How do you use the rational root theorem to find the roots of #x^3-x^2-x-3=0#?

1 Answer
Nov 10, 2015

Answer:

The theorem states that the polynomial has no rational roots.

Explanation:

The rational root theorem states that if you have a polynomial with integer coefficients (as you have), then a solution #x=p/q#, where #p# and #q# have no common divisors, must be such that #p# divides #a_0#, and #q# divides the leading coefficient.

Since in your case the leading coefficient is the coefficient of #x^3#, which is one, then #q# must divide one, and so it must be one itself.
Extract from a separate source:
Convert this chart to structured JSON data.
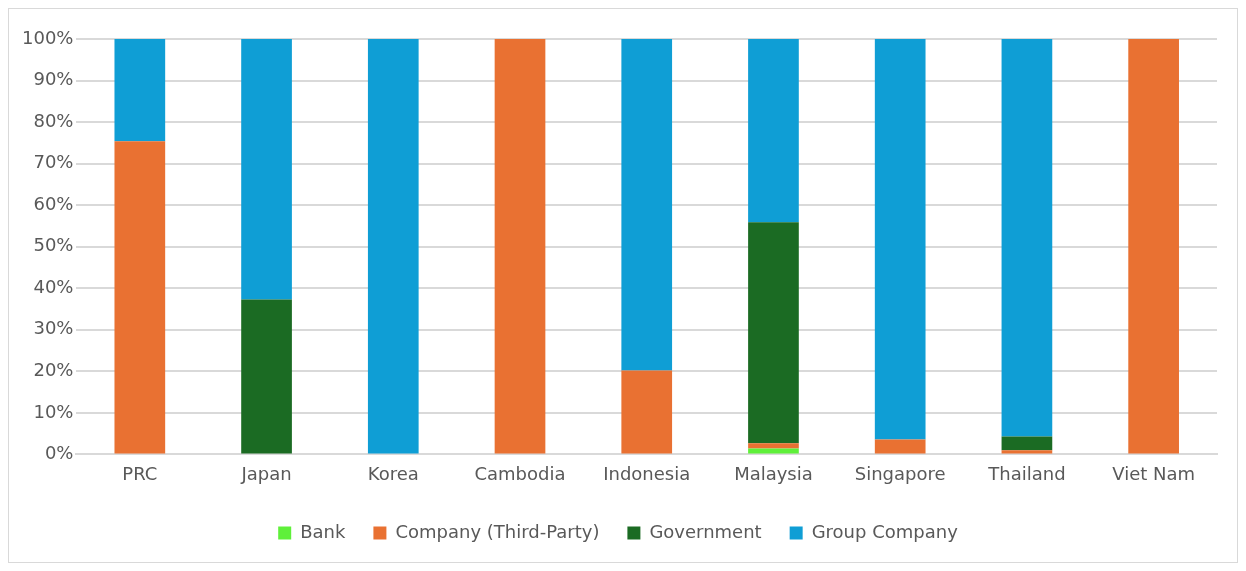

On the other hand, #p# must divide #-3#, which means that it can be #-3,-1,1,3#.

So, we can check these four values, because we know what if there's a solution, it must be one of these four.

Let #p(x)=x^3-x^2-x-3#. Then,

  • #p(-3)=(-3)^3 - (-3^2) - (-3) -3 = #

#-27 - 9 - (-3) -3 = #

#-27-9+3-3 = -36 ne 0#

  • #p(-1)=(-1)^3 - (-1^2) - (-1) -3 = -1-1+1-3 = -4 ne 0#
  • #p(1)=1^3 -1^2 - 1 -3 = 1-1-1-3 = -4 ne 0 #
  • #p(3)=3^3 -3^2 - 3 -3 = 27-9-3-3 = 12 ne 0 #

This means that the polynomial has no rational roots.